A Minnesota prosecutor is seeking the arrest of an Immigration and Customs Enforcement (ICE) agent.
It appears to be the first such case where local authorities have charged a federal immigration officer tied to President Donald Trump’s mass deportation campaign.
During a press conference Thursday, Hennepin County Attorney Mary Moriarty announced that the ICE agent now faces two counts of second-degree assault after he allegedly flashed a gun while passing a driver on the highway. There is now a warrant out for his arrest.
The Minnesota State Patrol received a 911 call in February from the alleged victims, who said a driver pulled up next to them on the shoulder of a highway and pointed a gun at them, Moriarty said.
The ICE agent appeared to be trying “to bypass slower traffic” at the time, the county attorney claimed. The other driver “briefly moved their vehicle into the shoulder to slow him down,” she said.
Moriarty said that the federal agent “was driving a rented SUV with no markings or other features to indicate that it was an ICE vehicle.” When the victim moved out of the shoulder, the agent “pulled alongside the victim’s vehicle,” before he “visibly slowed his vehicle to match the pace of the victims’ vehicle, opened his window, and pointed his duty weapon directly at both victims in the other vehicle while continuing to drive illegally on the shoulder,” she said.
The driver then called 911 while the passenger began recording the incident on video, according to Moriarty.

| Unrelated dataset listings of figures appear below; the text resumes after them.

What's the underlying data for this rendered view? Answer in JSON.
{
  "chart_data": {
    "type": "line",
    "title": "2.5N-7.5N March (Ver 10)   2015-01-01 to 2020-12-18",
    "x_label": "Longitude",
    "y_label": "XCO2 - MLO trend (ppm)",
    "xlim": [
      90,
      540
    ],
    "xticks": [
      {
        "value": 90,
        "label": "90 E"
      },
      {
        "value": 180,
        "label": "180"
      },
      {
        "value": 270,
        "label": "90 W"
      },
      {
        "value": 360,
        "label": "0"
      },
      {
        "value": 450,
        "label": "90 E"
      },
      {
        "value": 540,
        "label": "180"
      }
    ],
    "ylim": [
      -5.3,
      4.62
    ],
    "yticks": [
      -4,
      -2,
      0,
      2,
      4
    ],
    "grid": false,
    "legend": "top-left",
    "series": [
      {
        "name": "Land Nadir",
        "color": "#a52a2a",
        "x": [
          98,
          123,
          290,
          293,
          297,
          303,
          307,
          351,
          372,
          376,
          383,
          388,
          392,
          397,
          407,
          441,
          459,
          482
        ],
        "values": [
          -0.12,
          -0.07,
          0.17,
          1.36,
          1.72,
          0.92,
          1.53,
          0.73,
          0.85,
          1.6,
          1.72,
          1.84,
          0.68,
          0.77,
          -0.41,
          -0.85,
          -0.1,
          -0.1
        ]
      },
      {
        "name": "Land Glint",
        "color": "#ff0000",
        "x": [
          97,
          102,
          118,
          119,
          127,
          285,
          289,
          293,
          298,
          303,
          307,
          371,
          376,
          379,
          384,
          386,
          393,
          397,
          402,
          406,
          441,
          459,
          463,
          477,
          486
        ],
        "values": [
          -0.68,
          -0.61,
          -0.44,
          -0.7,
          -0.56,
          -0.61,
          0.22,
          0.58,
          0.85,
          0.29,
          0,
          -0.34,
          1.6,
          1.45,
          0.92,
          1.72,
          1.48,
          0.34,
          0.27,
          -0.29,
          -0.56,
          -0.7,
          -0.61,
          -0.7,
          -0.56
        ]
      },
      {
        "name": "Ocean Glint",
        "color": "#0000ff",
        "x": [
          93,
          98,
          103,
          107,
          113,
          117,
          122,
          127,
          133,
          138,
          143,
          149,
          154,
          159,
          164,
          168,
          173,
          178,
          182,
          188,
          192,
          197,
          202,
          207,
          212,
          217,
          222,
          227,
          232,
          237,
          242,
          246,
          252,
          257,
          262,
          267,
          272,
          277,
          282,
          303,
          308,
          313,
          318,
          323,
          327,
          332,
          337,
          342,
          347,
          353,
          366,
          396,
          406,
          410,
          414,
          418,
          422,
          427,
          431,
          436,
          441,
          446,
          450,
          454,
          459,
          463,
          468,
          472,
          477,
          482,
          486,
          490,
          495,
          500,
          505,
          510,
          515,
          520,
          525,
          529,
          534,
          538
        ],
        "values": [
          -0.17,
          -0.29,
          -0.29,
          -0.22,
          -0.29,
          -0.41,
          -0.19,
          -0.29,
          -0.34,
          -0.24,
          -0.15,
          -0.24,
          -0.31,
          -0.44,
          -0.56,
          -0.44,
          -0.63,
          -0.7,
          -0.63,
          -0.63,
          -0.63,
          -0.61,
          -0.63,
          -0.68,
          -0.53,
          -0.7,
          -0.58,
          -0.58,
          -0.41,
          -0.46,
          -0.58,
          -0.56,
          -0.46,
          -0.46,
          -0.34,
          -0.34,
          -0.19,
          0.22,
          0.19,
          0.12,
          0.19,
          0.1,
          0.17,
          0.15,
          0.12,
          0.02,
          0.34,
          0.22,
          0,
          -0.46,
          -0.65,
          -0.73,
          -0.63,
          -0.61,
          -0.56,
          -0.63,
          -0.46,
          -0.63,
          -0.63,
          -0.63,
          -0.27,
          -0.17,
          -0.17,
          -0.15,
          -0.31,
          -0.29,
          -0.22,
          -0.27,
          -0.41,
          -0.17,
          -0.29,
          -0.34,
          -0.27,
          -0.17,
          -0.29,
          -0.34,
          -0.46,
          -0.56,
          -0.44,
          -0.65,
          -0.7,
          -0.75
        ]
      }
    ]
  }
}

State troopers later identified an ICE agent as the driver and interviewed him at the agency’s office in Minneapolis, the county attorney said.
The agent “admitted that he was driving the rented SUV and he and his partner were headed to the Whipple building to end their shift” and “that he drew his firearm after the victims’ vehicle had already rejoined the normal flow of traffic,” Moriarty said.
In his statement, the agent also allegedly said “he yelled ‘police’” at the victims. But the windows of the victims’ vehicle, Moriarty said, “were rolled up and they couldn’t hear” it.
The Department of Homeland Security (DHS) didn’t respond to The Daily Wire’s request for comment on the charges.
The typical jail time for each of the charges against the ICE agent is 36 months in prison, Moriarty said.
The charges follow the federal withdrawal of hundreds of federal immigration agents from Minneapolis. President Donald Trump sent his border czar Tom Homan to initiate the drawdown in January, replacing the former Border Patrol sector chief Gregory Bovino, who was known for his aggressive tactics.
Homan’s arrival came after the fatal shootings by federal immigration agents of anti-ICE activists Renee Good and Alex Pretti in Minneapolis that sparked weeks of protests. The shootings also resulted in the mass mobilization of ICE watch groups that followed federal agents and outed their locations.
During Thursday’s press conference, Moriarty recalled the Good and Pretti shootings. She also said there’s no indication the victims were part of ICE watch groups.
Moriarty characterized the accused agent’s “conduct” as “extremely dangerous,” adding that it “could’ve led to another disastrous incident in a community that has already suffered too many.”
“Our community is still navigating the effects of the federal occupation,” she said.
Asked if she’s concerned about “federal blowback” over the case, Moriarty said “it’s not a concern of ours.”